Consequently, it is commonly observed during armed conflict and disasters that valuable properties are destroyed and scores of deaths recorded. However, the mental state of victims who are displaced due to attacks cannot be ascertain by mere observation and as a result less attention has been paid to the psychological wellbeing of the internally displace persons, often the government is quick to supply relief materials to the IDPs spread across mostly northern state such as Plateau state due it relative peace it enjoys. Little is done to assess and rehabilitate the IDPs Psychologically by the Government and other relevant bodies, there seems to be lack of comprehensive information on IDPs’ psychological status, situation which left many IDPs in a difficult position as they seek to adjust in their host communities by suppressing the painful experiences. This paper therefore, seeks to assess the PTDS among IDPs living in Jos North Local Government of Plateau State Nigeria.
1.3 PURPOSE OF THE STUDY
The main purpose was to determine the rate of PTSD among IDP displaced by armed forces from rural areas of conflict to the city of Jos North LGA of Plateau state.
1.4 SIGNIFICANCE OF THE STUDY
Psychological research are conducted to benefit humanity, similarly this study is significant in the following:
1. The findings of this research would provide useful information to psychological centers, and clinical psychologist who seeks to offer therapeutic services to help victims of Boko Haram to deal with the traumatic experiences.
2. This study will provide useful literature for further researchers who will conduct related research in the future.
3. Nongovernmental organizations also would benefit from this study even as they worked with IDPs. The research will help the NGO to know to help those who suffer psychologically as a result of what they experienced that necessitate displacement from their homes.
4. This study will provide useful information to the general public. It will provide useful educational materials in the libraries.
1.5 DEFINITION OF KEY STUDY VARIABLES
1.5.1 Post Traumatic Stress Disorder (PTSD)

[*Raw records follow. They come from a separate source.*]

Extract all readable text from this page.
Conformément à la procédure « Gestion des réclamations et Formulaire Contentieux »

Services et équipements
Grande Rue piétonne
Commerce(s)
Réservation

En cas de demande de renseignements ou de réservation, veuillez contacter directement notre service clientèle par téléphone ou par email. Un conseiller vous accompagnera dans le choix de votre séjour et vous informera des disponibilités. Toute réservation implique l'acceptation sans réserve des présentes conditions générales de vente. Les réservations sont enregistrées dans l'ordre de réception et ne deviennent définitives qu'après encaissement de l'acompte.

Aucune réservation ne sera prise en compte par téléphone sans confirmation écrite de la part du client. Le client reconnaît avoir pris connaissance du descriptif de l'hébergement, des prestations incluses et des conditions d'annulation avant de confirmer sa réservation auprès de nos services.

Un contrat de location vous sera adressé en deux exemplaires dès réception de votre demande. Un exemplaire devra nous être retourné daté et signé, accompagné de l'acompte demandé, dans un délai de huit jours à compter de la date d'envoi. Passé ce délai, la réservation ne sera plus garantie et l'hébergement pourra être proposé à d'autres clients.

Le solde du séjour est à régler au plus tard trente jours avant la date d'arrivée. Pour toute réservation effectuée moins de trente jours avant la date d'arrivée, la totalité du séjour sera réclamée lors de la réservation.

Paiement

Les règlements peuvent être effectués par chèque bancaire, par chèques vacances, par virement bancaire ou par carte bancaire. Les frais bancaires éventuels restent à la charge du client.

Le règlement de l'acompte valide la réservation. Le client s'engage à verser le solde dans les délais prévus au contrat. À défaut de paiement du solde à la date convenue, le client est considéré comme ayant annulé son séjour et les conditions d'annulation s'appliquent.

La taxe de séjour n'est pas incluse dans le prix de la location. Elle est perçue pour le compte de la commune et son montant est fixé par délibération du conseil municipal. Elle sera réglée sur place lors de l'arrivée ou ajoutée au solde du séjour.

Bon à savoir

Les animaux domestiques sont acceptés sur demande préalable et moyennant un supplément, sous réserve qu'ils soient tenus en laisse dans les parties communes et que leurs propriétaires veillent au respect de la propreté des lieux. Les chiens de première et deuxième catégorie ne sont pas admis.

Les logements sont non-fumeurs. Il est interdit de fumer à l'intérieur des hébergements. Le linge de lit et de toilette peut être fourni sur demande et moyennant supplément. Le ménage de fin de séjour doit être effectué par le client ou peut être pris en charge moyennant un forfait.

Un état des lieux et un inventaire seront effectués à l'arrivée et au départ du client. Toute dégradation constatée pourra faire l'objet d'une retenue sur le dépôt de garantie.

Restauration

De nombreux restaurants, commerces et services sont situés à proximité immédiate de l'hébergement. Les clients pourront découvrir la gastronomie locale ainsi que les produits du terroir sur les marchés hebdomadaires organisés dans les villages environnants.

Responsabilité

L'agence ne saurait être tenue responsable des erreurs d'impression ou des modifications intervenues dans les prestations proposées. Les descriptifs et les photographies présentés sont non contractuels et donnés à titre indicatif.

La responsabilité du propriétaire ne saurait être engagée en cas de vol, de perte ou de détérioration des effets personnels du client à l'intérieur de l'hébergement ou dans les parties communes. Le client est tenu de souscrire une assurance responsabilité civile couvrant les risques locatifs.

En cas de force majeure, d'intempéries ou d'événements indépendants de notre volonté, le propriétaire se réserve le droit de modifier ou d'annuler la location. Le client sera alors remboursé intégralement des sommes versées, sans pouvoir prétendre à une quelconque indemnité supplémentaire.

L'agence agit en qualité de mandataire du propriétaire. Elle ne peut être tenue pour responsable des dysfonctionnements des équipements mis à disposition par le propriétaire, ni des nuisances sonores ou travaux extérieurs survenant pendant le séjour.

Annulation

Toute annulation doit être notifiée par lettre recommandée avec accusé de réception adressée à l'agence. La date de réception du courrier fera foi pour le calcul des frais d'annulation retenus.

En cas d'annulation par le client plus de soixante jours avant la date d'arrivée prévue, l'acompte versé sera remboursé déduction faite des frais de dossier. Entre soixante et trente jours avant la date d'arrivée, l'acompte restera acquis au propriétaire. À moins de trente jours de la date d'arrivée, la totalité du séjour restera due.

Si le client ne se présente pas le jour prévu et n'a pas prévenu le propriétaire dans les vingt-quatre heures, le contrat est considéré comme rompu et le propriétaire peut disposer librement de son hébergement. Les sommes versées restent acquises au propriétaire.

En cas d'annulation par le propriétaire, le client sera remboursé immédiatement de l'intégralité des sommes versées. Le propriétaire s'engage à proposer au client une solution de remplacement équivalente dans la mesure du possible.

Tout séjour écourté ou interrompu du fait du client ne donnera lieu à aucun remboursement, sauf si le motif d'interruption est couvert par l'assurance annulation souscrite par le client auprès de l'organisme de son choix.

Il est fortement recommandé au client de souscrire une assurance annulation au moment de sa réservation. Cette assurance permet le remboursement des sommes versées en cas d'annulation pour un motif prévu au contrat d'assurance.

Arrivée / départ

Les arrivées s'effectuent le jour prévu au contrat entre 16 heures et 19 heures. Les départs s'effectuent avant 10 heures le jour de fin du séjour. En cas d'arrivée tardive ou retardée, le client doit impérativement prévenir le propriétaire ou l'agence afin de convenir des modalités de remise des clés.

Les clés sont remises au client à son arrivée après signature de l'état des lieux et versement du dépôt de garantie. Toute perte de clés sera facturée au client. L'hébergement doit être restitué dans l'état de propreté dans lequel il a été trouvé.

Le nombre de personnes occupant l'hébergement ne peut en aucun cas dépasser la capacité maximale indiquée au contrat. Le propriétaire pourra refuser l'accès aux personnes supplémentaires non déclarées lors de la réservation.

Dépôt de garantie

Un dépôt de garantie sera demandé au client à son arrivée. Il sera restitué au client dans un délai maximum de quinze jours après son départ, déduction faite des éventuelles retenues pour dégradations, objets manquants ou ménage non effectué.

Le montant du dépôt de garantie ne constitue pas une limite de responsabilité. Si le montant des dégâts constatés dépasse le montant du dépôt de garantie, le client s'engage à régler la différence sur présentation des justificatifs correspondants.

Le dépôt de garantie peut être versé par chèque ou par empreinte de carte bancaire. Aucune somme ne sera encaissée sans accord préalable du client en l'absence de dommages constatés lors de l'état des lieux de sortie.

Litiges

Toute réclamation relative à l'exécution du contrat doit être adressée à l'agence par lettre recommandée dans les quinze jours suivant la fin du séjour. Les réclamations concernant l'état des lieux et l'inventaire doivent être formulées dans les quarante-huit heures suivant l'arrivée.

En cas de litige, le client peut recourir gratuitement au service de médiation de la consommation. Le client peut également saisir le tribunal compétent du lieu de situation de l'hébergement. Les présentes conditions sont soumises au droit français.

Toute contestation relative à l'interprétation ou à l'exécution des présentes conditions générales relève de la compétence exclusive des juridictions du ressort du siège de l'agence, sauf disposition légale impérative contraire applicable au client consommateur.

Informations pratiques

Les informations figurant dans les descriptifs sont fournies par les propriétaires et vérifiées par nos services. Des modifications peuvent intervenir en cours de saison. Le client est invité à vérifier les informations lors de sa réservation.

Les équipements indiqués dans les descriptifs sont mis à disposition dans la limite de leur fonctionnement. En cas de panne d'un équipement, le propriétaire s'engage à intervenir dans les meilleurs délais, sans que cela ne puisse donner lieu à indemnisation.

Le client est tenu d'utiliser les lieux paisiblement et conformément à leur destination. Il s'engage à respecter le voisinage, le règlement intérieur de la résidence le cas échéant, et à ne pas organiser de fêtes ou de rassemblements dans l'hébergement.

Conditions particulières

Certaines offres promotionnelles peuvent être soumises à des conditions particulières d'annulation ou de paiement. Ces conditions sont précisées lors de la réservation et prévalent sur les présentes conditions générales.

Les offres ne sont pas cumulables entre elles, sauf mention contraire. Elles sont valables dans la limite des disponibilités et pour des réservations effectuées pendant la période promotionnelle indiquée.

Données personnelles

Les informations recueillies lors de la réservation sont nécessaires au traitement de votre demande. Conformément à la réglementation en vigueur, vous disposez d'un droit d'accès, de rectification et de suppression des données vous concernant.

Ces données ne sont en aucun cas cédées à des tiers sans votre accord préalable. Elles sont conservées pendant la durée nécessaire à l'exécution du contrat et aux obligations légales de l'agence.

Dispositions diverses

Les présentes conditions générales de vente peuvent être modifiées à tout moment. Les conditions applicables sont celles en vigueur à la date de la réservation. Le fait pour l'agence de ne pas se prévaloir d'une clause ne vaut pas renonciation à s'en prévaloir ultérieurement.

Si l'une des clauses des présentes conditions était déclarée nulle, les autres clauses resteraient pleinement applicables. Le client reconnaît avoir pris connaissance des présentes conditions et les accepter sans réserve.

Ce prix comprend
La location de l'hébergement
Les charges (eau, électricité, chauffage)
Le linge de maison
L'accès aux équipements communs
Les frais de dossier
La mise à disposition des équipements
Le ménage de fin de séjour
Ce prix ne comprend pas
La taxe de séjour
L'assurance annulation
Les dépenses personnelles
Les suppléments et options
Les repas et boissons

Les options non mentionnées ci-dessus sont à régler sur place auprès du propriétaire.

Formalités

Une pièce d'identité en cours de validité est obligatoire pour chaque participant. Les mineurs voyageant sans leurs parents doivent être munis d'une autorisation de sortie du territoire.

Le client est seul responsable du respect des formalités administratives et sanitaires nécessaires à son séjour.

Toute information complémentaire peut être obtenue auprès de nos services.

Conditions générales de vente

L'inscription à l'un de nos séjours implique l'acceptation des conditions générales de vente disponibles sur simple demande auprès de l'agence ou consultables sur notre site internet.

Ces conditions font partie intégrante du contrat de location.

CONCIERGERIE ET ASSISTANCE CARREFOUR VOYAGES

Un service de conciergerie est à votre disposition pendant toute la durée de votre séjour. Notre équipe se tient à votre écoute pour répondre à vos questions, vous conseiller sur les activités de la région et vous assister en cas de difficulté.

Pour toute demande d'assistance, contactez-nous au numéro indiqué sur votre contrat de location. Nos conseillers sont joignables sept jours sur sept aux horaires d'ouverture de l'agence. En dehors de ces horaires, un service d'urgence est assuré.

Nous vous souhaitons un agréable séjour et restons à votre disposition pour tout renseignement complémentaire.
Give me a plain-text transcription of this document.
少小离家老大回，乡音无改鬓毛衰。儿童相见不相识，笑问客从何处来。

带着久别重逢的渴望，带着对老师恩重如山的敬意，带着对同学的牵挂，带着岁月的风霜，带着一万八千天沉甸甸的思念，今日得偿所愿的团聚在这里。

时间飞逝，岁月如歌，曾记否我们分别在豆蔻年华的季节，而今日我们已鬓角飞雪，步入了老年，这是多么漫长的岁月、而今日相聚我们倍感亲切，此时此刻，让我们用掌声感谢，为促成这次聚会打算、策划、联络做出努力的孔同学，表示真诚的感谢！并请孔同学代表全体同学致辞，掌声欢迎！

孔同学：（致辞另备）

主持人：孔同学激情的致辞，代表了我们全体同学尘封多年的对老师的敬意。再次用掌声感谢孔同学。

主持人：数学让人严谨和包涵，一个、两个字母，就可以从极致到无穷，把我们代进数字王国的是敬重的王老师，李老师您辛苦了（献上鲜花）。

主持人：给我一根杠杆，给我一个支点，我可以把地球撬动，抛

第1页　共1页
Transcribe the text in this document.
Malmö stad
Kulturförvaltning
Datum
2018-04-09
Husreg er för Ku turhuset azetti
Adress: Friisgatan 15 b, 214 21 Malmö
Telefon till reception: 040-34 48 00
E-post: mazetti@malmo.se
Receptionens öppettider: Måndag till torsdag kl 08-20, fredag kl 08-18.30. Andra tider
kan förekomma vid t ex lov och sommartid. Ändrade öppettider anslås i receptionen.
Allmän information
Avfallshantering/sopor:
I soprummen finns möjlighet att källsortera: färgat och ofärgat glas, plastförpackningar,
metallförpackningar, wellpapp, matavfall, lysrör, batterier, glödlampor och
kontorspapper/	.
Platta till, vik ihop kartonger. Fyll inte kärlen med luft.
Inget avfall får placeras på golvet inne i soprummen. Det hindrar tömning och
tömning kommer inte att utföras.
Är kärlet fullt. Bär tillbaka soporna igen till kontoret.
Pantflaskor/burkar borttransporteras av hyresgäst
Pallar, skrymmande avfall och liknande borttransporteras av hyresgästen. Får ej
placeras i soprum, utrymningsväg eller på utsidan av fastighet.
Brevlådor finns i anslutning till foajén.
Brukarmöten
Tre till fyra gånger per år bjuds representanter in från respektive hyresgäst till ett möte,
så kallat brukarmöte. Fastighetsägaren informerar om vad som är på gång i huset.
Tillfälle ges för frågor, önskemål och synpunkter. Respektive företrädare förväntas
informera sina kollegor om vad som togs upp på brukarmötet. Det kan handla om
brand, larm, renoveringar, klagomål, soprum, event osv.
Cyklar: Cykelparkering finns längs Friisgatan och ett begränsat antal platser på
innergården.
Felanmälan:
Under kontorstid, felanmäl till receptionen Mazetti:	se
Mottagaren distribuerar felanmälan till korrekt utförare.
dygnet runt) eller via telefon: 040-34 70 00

Post-traumatic stress disorder (PTSD) is a debilitating psychological condition triggered by a major traumatic event, such as rape, war, a terrorist act, death of a loved one, a natural disaster, or a catastrophic accident. It is marked by upsetting memories or thoughts of the ordeal, "blunting" of emotions, increased arousal, and sometimes severe personality changes. In 2013, the American Psychiatric Association revised the PTSD diagnostic criteria in the fifth edition of its Diagnostic and Statistical Manual of Mental Disorders (DSM-5). Diagnostic criteria for PTSD include a history of exposure to a traumatic event that meets specific stipulations and symptoms from each of four symptom clusters: intrusion, avoidance, negative alterations in cognitions and mood, and alterations in arousal and reactivity. The sixth criterion concerns duration of symptoms; the seventh assesses functioning; and, the eighth criterion clarifies symptoms as not attributable to a substance or co-occurring medical condition.
1.5.2 Internally Displaced Persons
Internally displaced persons are "persons or groups of persons who have been forced or obliged to flee or to leave their homes or places of habitual residence, in particular as a result of or in order to avoid the effects of armed conflict, situations of generalized violence, violations of human rights or natural or human-made disasters, and who have not crossed an internationally recognized State border (OCHA 1999).